Bankruptcy has real consequences — it affects your credit report for up to 10 years and involves court proceedings and legal costs. It is not the right choice for everyone. If you are considering it, consult a licensed bankruptcy attorney before proceeding; many offer free initial consultations, and some work on a flat fee for straightforward Chapter 7 cases.

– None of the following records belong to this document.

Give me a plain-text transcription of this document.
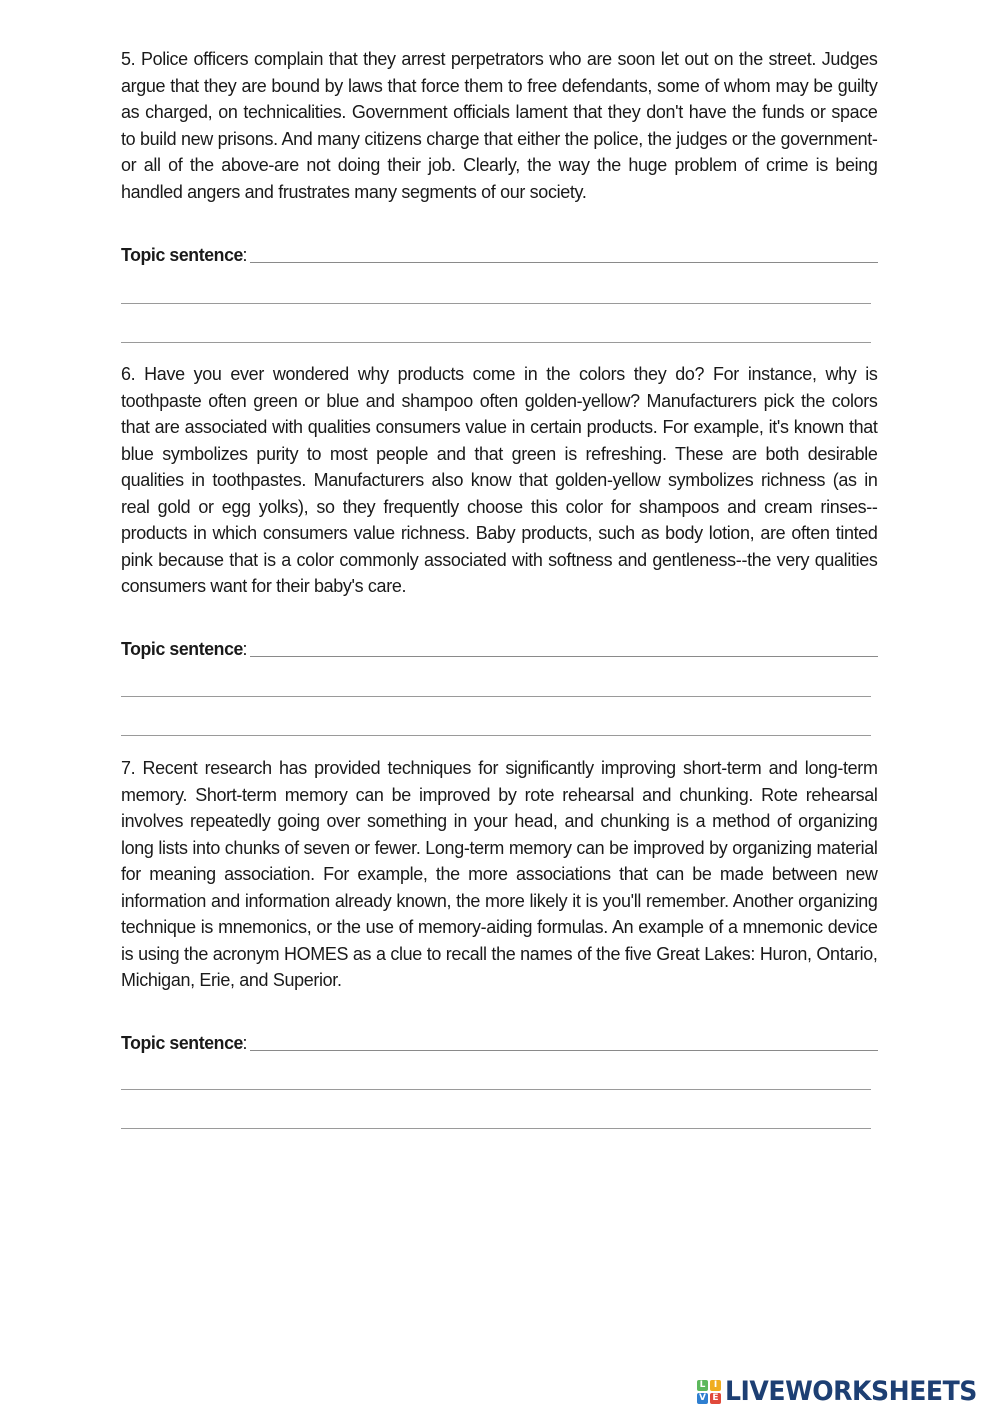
5. Police officers complain that they arrest perpetrators who are soon let out on the street. Judges argue that they are bound by laws that force them to free defendants, some of whom may be guilty as charged, on technicalities. Government officials lament that they don't have the funds or space to build new prisons. And many citizens charge that either the police, the judges or the government-or all of the above-are not doing their job. Clearly, the way the huge problem of crime is being handled angers and frustrates many segments of our society.

Topic sentence :

6. Have you ever wondered why products come in the colors they do? For instance, why is toothpaste often green or blue and shampoo often golden-yellow? Manufacturers pick the colors that are associated with qualities consumers value in certain products. For example, it's known that blue symbolizes purity to most people and that green is refreshing. These are both desirable qualities in toothpastes. Manufacturers also know that golden-yellow symbolizes richness (as in real gold or egg yolks), so they frequently choose this color for shampoos and cream rinses--products in which consumers value richness. Baby products, such as body lotion, are often tinted pink because that is a color commonly associated with softness and gentleness--the very qualities consumers want for their baby's care.

Topic sentence :

7. Recent research has provided techniques for significantly improving short-term and long-term memory. Short-term memory can be improved by rote rehearsal and chunking. Rote rehearsal involves repeatedly going over something in your head, and chunking is a method of organizing long lists into chunks of seven or fewer. Long-term memory can be improved by organizing material for meaning association. For example, the more associations that can be made between new information and information already known, the more likely it is you'll remember. Another organizing technique is mnemonics, or the use of memory-aiding formulas. An example of a mnemonic device is using the acronym HOMES as a clue to recall the names of the five Great Lakes: Huron, Ontario, Michigan, Erie, and Superior.

Topic sentence :
L I
V E LIVEWORKSHEETS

What to do when a bill arrives that you cannot afford

Act quickly and in writing. Here is a practical sequence:

  1. Request an itemized bill immediately. Review every line for errors before acknowledging any amount as correct.
  2. Ask for the financial assistance application — not a payment plan — especially if the hospital is a nonprofit.
  3. Ask about self-pay discounts if you are uninsured. Ask what the lowest amount they will accept is, and get any agreement in writing.
  4. Check whether Dollar For or a local patient advocate can help you navigate the charity care application.
  5. If the debt goes to collections, send a debt validation letter via certified mail before making any payment or admission.
  6. If the total is unmanageable, consult a nonprofit credit counselor (look for NFCC-member agencies) or a bankruptcy attorney to understand your full range of options.

Medical debt is frightening, but it is one of the most negotiable and legally protected categories of debt in the American system. The worst outcomes — wage garnishment, liens, destroyed credit — are at the end of a long process that gives you many opportunities to intervene. The patients who end up in the worst situations are usually those who received no information and assumed the number on the bill was final. It almost never is.